Jake: There is a ceiling, but no one has hit it yet. In South Florida, one operator charges 40% more than a competitor and is still fully occupied. The fragmented nature of managed parking makes it an inefficient market. As operators consolidate, pricing equilibrium will emerge. But right now, there's still room for increases.
Vytas: The truck parking shortage is well known, but the numbers are shocking. There are only 40,000 public truck parking spots across the U.S.
Jake: The old "300,000 spaces for 3.5 million drivers" stat is outdated. Many new parking sites have been built in the past four years, but not enough. Major land-constrained markets (South Florida, Newark, Long Beach) likely have 11+ drivers per space, while inland areas have more availability. We need a real analysis to understand the true supply.
Vytas: Right. Even large truck stop operators provide data, but private managed parking companies don’t publicly disclose their numbers.
Vytas: There's been a growing demand for driver amenities—lounges, showers, and more. Without these, even the best parking facilities struggle to attract drivers. Have you noticed an increase in tenant demand for these amenities?
Jake: Absolutely. It's market-driven. In places like Dallas-Fort Worth, where land is available and zoning is flexible, we see full-service facilities with lounges, movie theaters, restaurants, and free Wi-Fi. Parking rates there range from $150–$200 per truck/trailer. In contrast, in South Florida, demand is so high that even a fenced, gravel lot with minimal amenities stays full. The challenge is understanding how much to invest in improvements when revenue potential is limited. Most high-amenity sites cater to overnight parking for drivers needing rest. However, small operators often avoid short-term parking due to the added management burden. Still, optimizing based on actual usage could increase revenue and reduce costs for both landlords and carriers.

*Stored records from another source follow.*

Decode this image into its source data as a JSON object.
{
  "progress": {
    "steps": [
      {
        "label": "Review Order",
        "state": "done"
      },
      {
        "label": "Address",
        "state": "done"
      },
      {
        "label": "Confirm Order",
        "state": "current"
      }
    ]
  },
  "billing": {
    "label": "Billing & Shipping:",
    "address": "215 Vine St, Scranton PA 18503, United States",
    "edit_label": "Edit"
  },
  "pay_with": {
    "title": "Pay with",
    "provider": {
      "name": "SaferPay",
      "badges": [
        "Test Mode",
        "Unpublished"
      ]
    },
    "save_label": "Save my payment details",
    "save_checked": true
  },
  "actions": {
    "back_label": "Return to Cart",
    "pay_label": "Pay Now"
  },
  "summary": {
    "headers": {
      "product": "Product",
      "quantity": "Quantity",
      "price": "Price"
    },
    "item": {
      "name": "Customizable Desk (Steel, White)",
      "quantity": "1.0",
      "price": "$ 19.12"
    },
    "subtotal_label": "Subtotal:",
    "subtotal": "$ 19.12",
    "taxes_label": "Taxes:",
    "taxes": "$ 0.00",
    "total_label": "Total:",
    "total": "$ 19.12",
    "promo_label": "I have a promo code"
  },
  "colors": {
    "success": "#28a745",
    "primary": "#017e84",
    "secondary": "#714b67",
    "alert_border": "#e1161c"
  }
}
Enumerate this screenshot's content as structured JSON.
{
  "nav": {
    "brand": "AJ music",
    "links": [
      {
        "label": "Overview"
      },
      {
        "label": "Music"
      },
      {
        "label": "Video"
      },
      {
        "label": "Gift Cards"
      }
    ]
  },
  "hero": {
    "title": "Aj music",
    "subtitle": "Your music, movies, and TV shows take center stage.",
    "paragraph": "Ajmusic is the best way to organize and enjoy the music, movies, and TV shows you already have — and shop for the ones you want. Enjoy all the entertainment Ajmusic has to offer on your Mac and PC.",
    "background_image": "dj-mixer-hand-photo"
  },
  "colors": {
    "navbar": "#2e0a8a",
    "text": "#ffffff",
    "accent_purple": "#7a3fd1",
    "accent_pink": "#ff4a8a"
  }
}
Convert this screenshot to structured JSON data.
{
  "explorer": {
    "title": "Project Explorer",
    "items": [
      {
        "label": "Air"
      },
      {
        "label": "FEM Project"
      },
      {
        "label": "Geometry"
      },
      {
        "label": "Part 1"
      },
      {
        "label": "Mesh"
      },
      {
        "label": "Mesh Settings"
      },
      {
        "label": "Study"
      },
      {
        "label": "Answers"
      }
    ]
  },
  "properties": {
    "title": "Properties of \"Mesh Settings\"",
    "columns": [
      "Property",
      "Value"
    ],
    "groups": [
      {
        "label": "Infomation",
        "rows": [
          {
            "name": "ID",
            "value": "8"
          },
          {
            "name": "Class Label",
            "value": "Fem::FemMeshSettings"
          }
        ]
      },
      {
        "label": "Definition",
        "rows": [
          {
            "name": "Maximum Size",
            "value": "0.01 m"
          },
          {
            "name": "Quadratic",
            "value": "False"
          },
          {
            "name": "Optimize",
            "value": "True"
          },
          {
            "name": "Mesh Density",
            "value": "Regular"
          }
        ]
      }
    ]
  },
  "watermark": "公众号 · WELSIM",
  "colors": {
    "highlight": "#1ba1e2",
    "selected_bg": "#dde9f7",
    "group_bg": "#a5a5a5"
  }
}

Vytas: Markets like DFW are stopovers along major highways, while South Florida is a destination. This affects the structure of truck parking facilities.
Jake: Exactly. Some markets serve long-haul drivers needing mandatory rest stops, while others—like South Florida—serve as endpoints.
Vytas: It'll be interesting to see if investors start acquiring mom-and-pop truck lots for short-term leasebacks. Do they understand the operational challenges, or are they just chasing rising rents?
Jake: Investor attitudes have shifted. Two years ago, institutional funds wouldn't touch managed parking. Now, they see it as a revenue stream while marketing sites for long-term leases.
Instead of vacating a site immediately, some owners keep operations running using tech and contract labor. This reduces vacancy costs with minimal risk.
Vytas: Plus, with supply chain delays—like waiting nine months for electrical switchgear—owners might as well collect interim income rather than leave a site empty.
Vytas: It’s a fascinating space, and I enjoy being part of it. Are you guys heading to the NAAS conference in Dallas?
Jake: Yes, we’ll be there.
Vytas: Great! Let’s connect. The best way to reach me is on LinkedIn—I have my email listed there. Things have been busy with a newborn and a toddler, but I try to stay active.
Jose: Keep posting! That’s how we found you. If you ever want to discuss truck parking further, give us a call.
Vytas: Absolutely. Thanks, guys.
Conclusion
The IOS market continues to expand, driven by rising demand for truck parking, shifting investment strategies, and evolving tenant needs. While financing challenges persist, the entry of institutional investors signals confidence in the sector’s long-term potential. As the industry adapts, amenities, data transparency, and strategic site selectionwill play a crucial role in shaping the future of IOS.